5. a kind of parallel compression method of gene sequencing quality of data score according to claim 1, it is characterised in that: In step 4), when calculating buffering queue, there are untreatment data blocks, when existing simultaneously idle computing unit, by an idle calculating Unit takes the data block calculated in buffering queue away, and computing unit is to data block application volume of data transform method, so The ZPAQ for reusing vectorization optimization afterwards is encoded, and input data and compact model is specified, if model untreatment data width Less than vector memory width, then the scheme before optimization is used without using the scheme of vector optimization；After the completion of coding, calculate single Compression data block is put into output buffer queue by member.

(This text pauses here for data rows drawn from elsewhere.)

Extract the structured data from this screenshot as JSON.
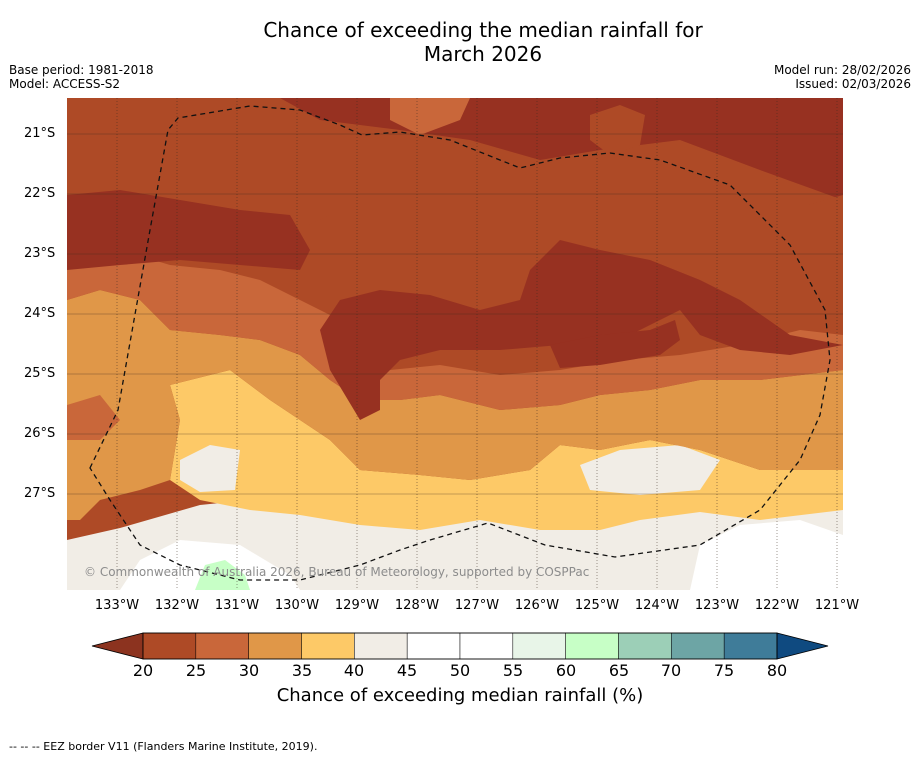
{
  "title_line1": "Chance of exceeding the median rainfall for",
  "title_line2": "March 2026",
  "base_period": "Base period: 1981-2018",
  "model": "Model: ACCESS-S2",
  "model_run": "Model run: 28/02/2026",
  "issued": "Issued: 02/03/2026",
  "copyright": "© Commonwealth of Australia 2026, Bureau of Meteorology, supported by COSPPac",
  "lat_labels": [
    "21°S",
    "22°S",
    "23°S",
    "24°S",
    "25°S",
    "26°S",
    "27°S"
  ],
  "lon_labels": [
    "133°W",
    "132°W",
    "131°W",
    "130°W",
    "129°W",
    "128°W",
    "127°W",
    "126°W",
    "125°W",
    "124°W",
    "123°W",
    "122°W",
    "121°W"
  ],
  "colorbar": {
    "ticks": [
      "20",
      "25",
      "30",
      "35",
      "40",
      "45",
      "50",
      "55",
      "60",
      "65",
      "70",
      "75",
      "80"
    ],
    "colors": [
      "#ae4a26",
      "#c9673a",
      "#e09748",
      "#fdc967",
      "#f1ede6",
      "#ffffff",
      "#ffffff",
      "#e8f5e8",
      "#c7ffc6",
      "#9ccfb7",
      "#6da5a5",
      "#3f7c99"
    ],
    "under_color": "#8c331f",
    "over_color": "#0f4a80",
    "title": "Chance of exceeding median rainfall (%)"
  },
  "map_colors": {
    "c15": "#973121",
    "c20": "#ae4a26",
    "c25": "#c9673a",
    "c30": "#e09748",
    "c35": "#fdc967",
    "c40": "#f1ede6",
    "c45": "#ffffff",
    "c60": "#c7ffc6"
  },
  "footnote": "-- -- -- EEZ border V11 (Flanders Marine Institute, 2019)."
}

6. a kind of parallel compression method of gene sequencing quality of data score according to claim 1, it is characterised in that: In step 5), output processing unit safeguards compressed data file, and file is by three head, data field and concordance list part groups At each section includes that content is as follows:

Head: having recorded the global information of file, including for step 4) map function needed for parameter, classify 1 line number, The line number of classification 2, the starting position of concordance list hereof, wherein the line number of classification 1 includes null；

Data field: include each data block compressed；

Concordance list: including index block identical with compressed data number of blocks, and each index block has recorded its corresponding data block Relevant information, byte number, the number occupied including starting position in compressed file of data block label, data block, data block According to where correspondence end line line number of correspondence starting row line number, data block of the block in original in original, data block points Class is in the classification where the null quantity and the data block that the data block starting row front includes；

Processing unit out-feed head information first is exported, and is the space of the reserved output concordance list starting position in head；Then, defeated Processing unit is successively by the compression data block in output buffer queue out, and generates the information of manipulative indexing block；All data After the completion of block output, each index block in concordance list is exported, and the information in head recording indexes table starting position.